Ross Adam Barish of Mineola New York a stockbroker currently registered with Joseph Stone Capital LLC has been charged by Securities and Exchange Commission (SEC) with taking part in an excessive trading scheme to defraud investors. Securities and Exchange Commission v. Ross Barish Case No. 1:20-cv-06437 (Aug. 13, 2020).
According to the Complaint, while Barish was associated with Joseph Stone Capital, sixteen of his customers were exposed to a costly in-and-out trading scheme between 2013 and July of 2019. This allegedly generated in excess of $400,000.00 in fees and commissions while leading those customers to collectively sustain $814,509.00 in losses.
Barish was required to have an adequate basis for believing that his recommendations were appropriate for customers. He allegedly violated his duty to those customers through recommending a frequent trading strategy. The Complaint alleges that the strategy produced ill-gotten gains for the stockbroker when he knew or ignored that his advice was unsuitable. SEC also indicated that customers were not suitable for the investment strategy given their circumstances, objectives and needs.
The Complaint indicates that important information had been either omitted or misrepresented from customers at the time of the recommended strategy being executed. Barish supposedly represented to customers that he had an adequate basis to recommend the investment strategy for their accounts. SEC contends that his recommendations constituted misrepresentations because he lacked a reasonable basis to believe that they were appropriate. The Commission also contends that his optimistic and upbeat statements to customers constituted misrepresentations since the costs pertaining to his strategy was nearly certain to erode their chances at profiting.
The Complaint additionally states that trades were executed in customer accounts by Barish without customers’ knowledge or consent.
SEC alleges that Barish’s actions were violative of Securities Exchange Act of 1934 Section 10(b), Rule 10b-5, and Securities Act of 1933 Section 17(a).
Barish has been identified in four additional customer initiated investment related disputes regarding accusations of his misconduct while he was employed by Joseph Stone Capital and Ladenburg Thalmann. Financial Industry Regulatory Authority (FINRA) Public Disclosure reveals that a customer filed an investment related complaint regarding Barish’s conduct where the customer requested $176,923.62 in damages supported by allegations that unauthorized trades were executed in the customer’s account and that Barish’s sales practices caused the customer to experience damages on stocks.
Another customer filed an investment related complaint involving Barish’s activities in which the customer sought $21,477.00 in damages founded on accusations of the stockbroker’s failure to abide by their instructions concerning over-the-counter equities effected in their Ladenburg Thalmann account.
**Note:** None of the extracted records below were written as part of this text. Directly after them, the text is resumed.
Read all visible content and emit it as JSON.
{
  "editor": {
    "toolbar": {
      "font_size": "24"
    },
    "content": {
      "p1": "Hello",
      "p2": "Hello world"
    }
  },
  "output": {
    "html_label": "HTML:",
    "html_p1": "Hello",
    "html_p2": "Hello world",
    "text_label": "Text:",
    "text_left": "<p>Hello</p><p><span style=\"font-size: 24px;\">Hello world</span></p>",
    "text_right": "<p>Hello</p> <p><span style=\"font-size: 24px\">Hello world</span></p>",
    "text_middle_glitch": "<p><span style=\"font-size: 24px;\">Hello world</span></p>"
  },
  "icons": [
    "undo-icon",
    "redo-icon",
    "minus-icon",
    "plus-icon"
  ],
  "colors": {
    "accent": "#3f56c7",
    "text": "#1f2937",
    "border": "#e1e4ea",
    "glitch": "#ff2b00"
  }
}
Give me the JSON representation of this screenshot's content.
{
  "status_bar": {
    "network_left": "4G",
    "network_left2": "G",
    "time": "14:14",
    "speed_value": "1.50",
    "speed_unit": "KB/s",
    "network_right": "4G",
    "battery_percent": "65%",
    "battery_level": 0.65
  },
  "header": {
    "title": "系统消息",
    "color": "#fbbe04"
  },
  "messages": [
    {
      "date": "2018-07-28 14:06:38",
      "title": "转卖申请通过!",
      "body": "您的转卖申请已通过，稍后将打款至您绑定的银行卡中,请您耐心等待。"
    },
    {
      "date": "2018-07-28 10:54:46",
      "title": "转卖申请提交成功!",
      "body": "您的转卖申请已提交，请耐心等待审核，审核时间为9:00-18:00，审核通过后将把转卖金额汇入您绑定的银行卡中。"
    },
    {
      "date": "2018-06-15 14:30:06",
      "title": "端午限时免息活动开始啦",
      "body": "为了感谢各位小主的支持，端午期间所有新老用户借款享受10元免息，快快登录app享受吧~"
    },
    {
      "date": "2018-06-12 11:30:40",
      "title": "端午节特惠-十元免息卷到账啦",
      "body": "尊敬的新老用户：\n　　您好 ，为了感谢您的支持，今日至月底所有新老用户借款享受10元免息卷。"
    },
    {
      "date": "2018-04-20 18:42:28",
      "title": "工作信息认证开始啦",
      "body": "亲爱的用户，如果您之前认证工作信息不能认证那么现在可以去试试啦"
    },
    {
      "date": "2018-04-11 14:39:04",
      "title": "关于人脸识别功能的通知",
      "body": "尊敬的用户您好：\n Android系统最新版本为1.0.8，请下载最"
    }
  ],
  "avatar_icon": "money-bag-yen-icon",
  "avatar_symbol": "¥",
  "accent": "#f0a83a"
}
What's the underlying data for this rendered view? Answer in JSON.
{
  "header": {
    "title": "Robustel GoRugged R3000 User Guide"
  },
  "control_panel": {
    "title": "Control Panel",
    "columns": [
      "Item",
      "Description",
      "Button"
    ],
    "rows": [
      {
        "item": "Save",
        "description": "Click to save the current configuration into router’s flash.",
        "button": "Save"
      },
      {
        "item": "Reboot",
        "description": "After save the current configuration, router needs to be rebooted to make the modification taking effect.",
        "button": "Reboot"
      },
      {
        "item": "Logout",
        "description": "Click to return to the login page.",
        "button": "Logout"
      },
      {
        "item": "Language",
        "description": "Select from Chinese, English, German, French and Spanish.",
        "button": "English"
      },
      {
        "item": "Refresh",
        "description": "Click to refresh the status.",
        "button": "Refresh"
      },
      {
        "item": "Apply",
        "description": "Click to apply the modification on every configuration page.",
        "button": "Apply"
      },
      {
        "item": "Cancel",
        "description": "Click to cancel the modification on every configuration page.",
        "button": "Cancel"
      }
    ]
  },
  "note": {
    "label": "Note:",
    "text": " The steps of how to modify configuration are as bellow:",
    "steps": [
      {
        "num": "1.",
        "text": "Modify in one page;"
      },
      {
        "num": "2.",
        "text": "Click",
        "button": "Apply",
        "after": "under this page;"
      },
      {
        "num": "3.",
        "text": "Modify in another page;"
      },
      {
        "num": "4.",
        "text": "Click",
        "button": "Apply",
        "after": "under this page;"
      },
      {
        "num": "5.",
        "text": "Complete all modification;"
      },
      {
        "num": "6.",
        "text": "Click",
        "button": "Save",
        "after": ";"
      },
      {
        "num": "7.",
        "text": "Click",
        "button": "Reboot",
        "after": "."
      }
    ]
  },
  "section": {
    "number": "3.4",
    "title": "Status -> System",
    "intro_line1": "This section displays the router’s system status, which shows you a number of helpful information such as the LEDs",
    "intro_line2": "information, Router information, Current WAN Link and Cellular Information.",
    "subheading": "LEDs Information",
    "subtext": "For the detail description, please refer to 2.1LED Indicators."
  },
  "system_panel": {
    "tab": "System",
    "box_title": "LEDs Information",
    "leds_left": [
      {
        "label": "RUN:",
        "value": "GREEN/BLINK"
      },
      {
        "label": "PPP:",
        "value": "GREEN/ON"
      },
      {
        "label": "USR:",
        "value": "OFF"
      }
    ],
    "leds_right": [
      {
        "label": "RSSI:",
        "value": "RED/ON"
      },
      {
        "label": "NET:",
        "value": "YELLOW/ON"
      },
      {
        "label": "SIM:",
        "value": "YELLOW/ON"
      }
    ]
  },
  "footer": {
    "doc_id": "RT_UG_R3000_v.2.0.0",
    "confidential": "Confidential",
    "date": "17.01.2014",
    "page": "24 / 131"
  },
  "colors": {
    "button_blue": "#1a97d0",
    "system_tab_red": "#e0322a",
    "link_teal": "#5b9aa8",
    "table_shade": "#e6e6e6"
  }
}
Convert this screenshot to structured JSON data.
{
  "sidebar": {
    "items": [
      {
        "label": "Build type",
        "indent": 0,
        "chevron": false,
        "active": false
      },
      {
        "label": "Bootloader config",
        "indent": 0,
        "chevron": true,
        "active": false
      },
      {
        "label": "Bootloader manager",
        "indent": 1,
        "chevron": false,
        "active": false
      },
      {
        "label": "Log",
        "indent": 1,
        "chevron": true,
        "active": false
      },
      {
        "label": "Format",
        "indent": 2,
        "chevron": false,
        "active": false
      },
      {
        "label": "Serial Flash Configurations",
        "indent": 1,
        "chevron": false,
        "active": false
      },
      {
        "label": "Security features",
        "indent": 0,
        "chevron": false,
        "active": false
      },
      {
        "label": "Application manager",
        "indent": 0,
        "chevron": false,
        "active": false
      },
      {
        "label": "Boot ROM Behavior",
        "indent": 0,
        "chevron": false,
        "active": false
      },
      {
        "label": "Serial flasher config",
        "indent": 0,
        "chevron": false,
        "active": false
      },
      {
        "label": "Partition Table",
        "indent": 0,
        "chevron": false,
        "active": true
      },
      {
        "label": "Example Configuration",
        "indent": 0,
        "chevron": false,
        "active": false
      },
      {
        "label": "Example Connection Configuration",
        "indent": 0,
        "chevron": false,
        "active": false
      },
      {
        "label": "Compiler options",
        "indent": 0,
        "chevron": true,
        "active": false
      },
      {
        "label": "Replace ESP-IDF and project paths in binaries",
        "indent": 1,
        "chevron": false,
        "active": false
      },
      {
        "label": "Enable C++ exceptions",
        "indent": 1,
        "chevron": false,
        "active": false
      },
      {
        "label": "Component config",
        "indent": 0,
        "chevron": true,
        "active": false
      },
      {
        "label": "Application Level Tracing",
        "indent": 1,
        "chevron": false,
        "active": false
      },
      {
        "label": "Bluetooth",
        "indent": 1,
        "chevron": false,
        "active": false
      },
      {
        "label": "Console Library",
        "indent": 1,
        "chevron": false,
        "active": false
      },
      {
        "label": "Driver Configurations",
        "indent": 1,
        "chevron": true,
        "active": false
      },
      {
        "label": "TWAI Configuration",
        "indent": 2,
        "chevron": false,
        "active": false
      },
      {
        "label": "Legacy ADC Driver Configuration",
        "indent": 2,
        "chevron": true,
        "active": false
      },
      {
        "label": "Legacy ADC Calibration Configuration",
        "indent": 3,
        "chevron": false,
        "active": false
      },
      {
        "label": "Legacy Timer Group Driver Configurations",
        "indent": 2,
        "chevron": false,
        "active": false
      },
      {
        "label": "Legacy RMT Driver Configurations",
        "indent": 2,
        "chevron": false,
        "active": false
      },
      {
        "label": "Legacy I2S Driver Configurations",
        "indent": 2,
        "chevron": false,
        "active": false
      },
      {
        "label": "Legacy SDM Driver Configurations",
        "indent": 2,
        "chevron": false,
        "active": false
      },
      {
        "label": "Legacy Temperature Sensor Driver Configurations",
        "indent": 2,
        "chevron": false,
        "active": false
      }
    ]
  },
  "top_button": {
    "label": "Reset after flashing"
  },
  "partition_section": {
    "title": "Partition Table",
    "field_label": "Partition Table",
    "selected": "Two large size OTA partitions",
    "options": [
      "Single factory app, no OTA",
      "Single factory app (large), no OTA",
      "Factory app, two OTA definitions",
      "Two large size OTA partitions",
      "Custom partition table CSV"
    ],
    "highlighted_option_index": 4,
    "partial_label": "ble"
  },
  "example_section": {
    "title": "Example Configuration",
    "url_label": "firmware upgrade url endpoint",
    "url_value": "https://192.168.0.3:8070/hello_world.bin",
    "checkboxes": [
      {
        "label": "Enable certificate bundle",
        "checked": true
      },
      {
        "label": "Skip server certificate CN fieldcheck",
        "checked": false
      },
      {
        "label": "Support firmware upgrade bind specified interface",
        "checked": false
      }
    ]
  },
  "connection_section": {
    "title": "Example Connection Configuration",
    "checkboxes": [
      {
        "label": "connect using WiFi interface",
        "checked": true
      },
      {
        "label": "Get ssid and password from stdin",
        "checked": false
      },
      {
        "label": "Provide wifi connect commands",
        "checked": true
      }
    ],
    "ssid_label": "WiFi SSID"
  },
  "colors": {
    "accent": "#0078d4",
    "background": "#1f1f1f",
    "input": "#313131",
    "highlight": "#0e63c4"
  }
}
On March 30, 2017, an additional customer initiated investment related FINRA securities arbitration claim concerning Barish’s conduct was settled for $14,900.00 in damages based upon allegations that margin was excessively used and that the customer’s account was churned when Barish was associated with Joseph Stone Capital. FINRA Arbitration No. 17-00519. The claim also alleges that over-the-counter equities transactions were not suitable for the customer.
Barish is also the subject of a customer initiated investment related FINRA securities arbitration claim which was resolved for $14,900.00 in damages supported by accusations of breach of contract and breach of fiduciary duty as it pertained to the stockbroker’s over-the-counter equities transactions in the customer’s Joseph Stone Capital account. FINRA Arbitration No. 17-01000 (June 14, 2017). According to the claim, the stockbroker made trades on an excessive and unsuitable basis.
Barish has been registered with Joseph Stone Capital since February 26, 2013.